This idea by Emerson is one I've been struggling to impress upon myself in my attempts to not be a little mind. My problem is that I hesitate when I am not sure. This habit has been taught to me from youth, and it follows common sense. So what's the problem with it? Well, what are the things that makes one sure? A lot of times it is the concurring opinion of peers. And therein lies the rub, because following the conventional habit leads to the perverse situation where a person hesitates in expressing their opinion unless it is the opinion of many. Emerson tells us to "speak what you think now in hard words, and to-morrow speak what to-morrow thinks in hard words again, though it contradict every thing you said to-day". Inconsistency is a necessary evil: it can only be avoided if we are unwilling to speak unless assured of the agreement of others or if, like many politicians do, we insist on protecting an idea that has ceased to serve its function. To people who are offended by inconsistencies we should quote the above title to which Emerson adds that "with consistency a great soul has simply nothing to do". Or better yet, we should quote Walt Whitman, another great mind: "Do I contradict myself?/Very well then I contradict myself,/(I am large, I contain multitudes.)"

And yet I do hesistate, I do fear saying something stupid and then having to protect it. And when I do say something stupid I do feel a petty need to stick to my folly. Woe unto me, I am truly a little mind, or I have the habits of a little mind, but I am working on it. I am not talking about debates here, either. I'm talking about the casualest of  conversations. It is plainly ridiculous that I should keep myself from saying what comes to mind because I fear being caught in an inconsistency, a fib, or an embelishment, especially since in most casual conversation people are more interested in what they are saying than in what you are saying.

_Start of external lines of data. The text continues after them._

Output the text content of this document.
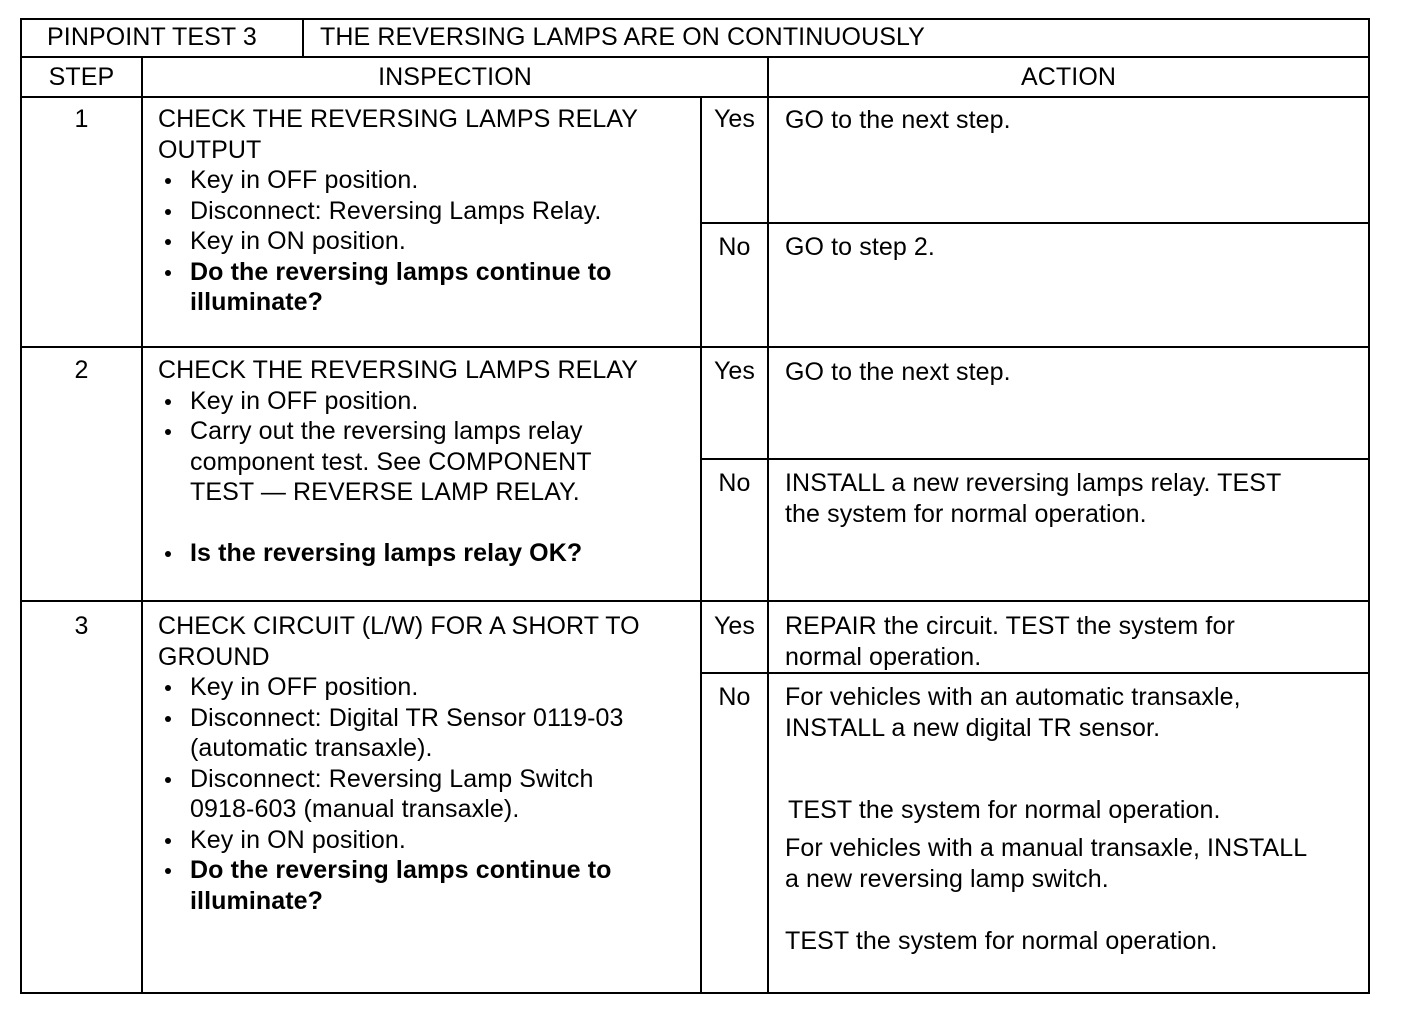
PINPOINT TEST 3	THE REVERSING LAMPS ARE ON CONTINUOUSLY
STEP	INSPECTION	ACTION
1	CHECK THE REVERSING LAMPS RELAY
OUTPUT
Key in OFF position.
Disconnect: Reversing Lamps Relay.
Key in ON position.
Do the reversing lamps continue to
illuminate?
Yes	GO to the next step.
No	GO to step 2.
2	CHECK THE REVERSING LAMPS RELAY
Key in OFF position.
Carry out the reversing lamps relay
component test. See COMPONENT
TEST — REVERSE LAMP RELAY.
Is the reversing lamps relay OK?
Yes	GO to the next step.
No	INSTALL a new reversing lamps relay. TEST
the system for normal operation.
3	CHECK CIRCUIT (L/W) FOR A SHORT TO
GROUND
Key in OFF position.
Disconnect: Digital TR Sensor 0119-03
(automatic transaxle).
Disconnect: Reversing Lamp Switch
0918-603 (manual transaxle).
Key in ON position.
Do the reversing lamps continue to
illuminate?
Yes	REPAIR the circuit. TEST the system for
normal operation.
No	For vehicles with an automatic transaxle,
INSTALL a new digital TR sensor.
TEST the system for normal operation.
For vehicles with a manual transaxle, INSTALL
a new reversing lamp switch.
TEST the system for normal operation.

My problem is not that I hold my potential utterances to too high a standard, it is that I hold them to the wrong standard: consistency instead of integrity. Emerson tells us that "A man should learn to detect and watch that gleam of light which flashes across his mind from within" since "To believe your own thought, to believe that what is true for you in your private heart is true for all men,--that is genius". I have read these words often and carefully. I agree with them entirely. But apparently, I have not internalized them and I continue to instictively reject the gleam. I excuse myself by quoting further that "Society everywhere is in conspiracy against the manhood of every one of its members". I should not excuse myself. Not if I do not wish to remain a little mind. "It is easy in the world to live after the world's opinion; it is easy in solitude to live after our own; but the great man is he who in the midst of the crowd keeps with perfect sweetness the independence of solitude." It is easy, God damn it, but it doesn't pay off.